Strażacy ewakuowali mężczyznę ważącego około 250 kg z jego mieszkania w Perpignan na południu Francji. Mężczyzna nie mógł się poruszać i był uwięziony w lokalu od ponad roku.
Trudna pod względem logistycznym i niebezpieczna dla zdrowia 53-letniego Alaina Panabiere'a ewakuacja odbyła się we wtorek - informuje dziennik „Le Parisien”.
Po godzinach przygotowań około 50 osób (policja, strażacy i zespoły medyczne) wyciągnęło za pomocą dźwigu Panabiere’a z dwukondygnacyjnego domu położonego w dzielnicy, w której wąskie uliczki utrudniały przeprowadzenie akcji. Mężczyzna w pozycji leżącej został umieszczony na specjalnej platformie.
Podczas ewakuacji zniszczona została fasada budynku.
- Aby nie ryzykować, sąsiedzi zostali poproszeni o czasowe opuszczenie swoich mieszkań na cały czas trwania operacji
- poinformowała media lokalna prefektura.
Po ewakuacji Panabiere został odwieziony do szpitala w specjalistycznej karetce i podłączony do kroplówki.
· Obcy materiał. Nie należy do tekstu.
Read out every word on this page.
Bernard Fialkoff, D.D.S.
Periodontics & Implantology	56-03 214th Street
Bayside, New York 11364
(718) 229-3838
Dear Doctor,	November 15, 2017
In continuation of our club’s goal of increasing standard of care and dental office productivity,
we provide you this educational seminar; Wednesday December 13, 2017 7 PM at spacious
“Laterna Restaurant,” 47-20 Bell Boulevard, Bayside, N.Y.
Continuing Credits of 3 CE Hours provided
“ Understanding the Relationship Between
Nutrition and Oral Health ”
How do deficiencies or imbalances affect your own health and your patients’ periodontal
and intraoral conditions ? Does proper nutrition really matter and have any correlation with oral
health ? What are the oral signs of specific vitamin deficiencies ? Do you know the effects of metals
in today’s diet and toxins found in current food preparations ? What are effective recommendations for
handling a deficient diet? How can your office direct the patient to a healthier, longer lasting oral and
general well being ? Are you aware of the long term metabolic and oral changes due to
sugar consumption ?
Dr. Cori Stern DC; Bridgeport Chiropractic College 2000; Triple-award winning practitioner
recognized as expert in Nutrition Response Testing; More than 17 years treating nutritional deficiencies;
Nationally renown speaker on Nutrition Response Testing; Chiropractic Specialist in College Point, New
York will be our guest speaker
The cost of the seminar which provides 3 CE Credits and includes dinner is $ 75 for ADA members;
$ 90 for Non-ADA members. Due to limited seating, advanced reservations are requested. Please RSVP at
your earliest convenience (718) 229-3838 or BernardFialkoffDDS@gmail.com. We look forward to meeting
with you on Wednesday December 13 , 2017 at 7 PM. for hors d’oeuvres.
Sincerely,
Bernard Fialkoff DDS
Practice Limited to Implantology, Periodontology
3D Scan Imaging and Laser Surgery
Czekają go tygodnie rehabilitacji, aby mógł ponownie zacząć się poruszać. Mężczyzna od ponad roku nie wychodził z domu i całymi godzinami leżał na podłodze swojego mieszkania prawdopodobnie po złamaniu nogi.
- Kiedy ponownie uruchamiamy osobę unieruchomioną od lat, istnieje ryzyko dekompensacji krążenia, zakrzepicy
- skomentował dla francuskiego dziennika stan zdrowia Alaina lekarz diabetolog dr Antoine Avignon.